Friday, February 03, 2006

What is a Seahawk?

With interest building in the upcoming Super Bowl between the Seattle Seahawks and the Pittsburg Steelers, some people may be asking themselves, "What the heck is a Seahawk?" Good question. A bird of some type, obviously, but what kind? There is no known bird with "seahawk" as part of its accepted common (English) name.

Mike at 10000 birds offered his opinion that a Seahawk is another name for an Osprey, a fish-eating hawk that can be found along sheltered coastal waters. True enough, in The Audubon Society encyclopedia of North American birds, author John K. Terres lists “sea hawk” as one of the colloquial names of the Osprey. But Terres also lists "sea hawk" as a colloquial name for the Skua, an ill-tempered seabird that employees piracy to filch food from other birds.

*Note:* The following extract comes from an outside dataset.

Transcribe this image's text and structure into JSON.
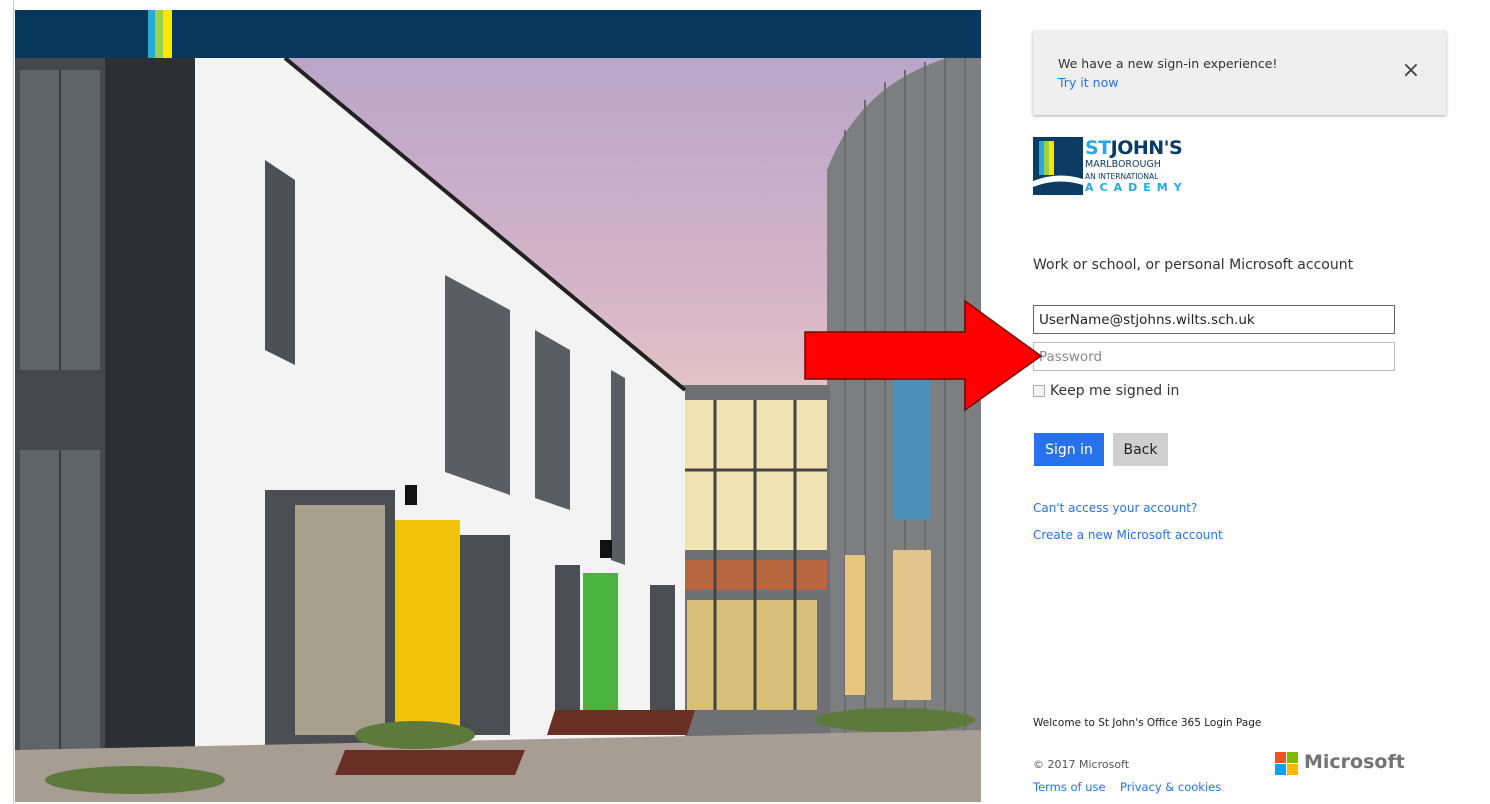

The Seahawks team logo features a stylized profile depicting the head of a rather fierce-looking raptorial bird of some kind. But does it really represent an Osprey? To me, the profile is much more characteristic of an eagle than an Osprey. One of the colloquial names for the Bald Eagle is "sea eagle." That said, I have to admit that the alternate logo used from 2002 to present is very representative of an Osprey. But, on the other, Blitz, the Seahawks mascot, doesn’t come close to representing an Osprey, a Bald Eagle, or any other kind of hawk.

According to sportsecyclopedia, the Seahawks nickname "was the result of a fan contest that drew 20,365 entries and suggested 1,742 different names. Seahawks was suggested by 151 entrants and judged by the team ownership as the best choice." The logo is described as "a Native American totem-style hawk with a fierce look."

Professional sports teams are fond of naming themselves after large birds with reputations for having fierce dispositions. See, for example, Atlanta Falcons, Atlanta Hawks, Toronto Raptors, and Philadelphia Eagles. In conclusion, I believe it is more than likely that the Seahawks name and logo was never meant to represent a real bird, but was merely a marketing gimmick to get fans to relate to the newest (and first?) professional sports team in town.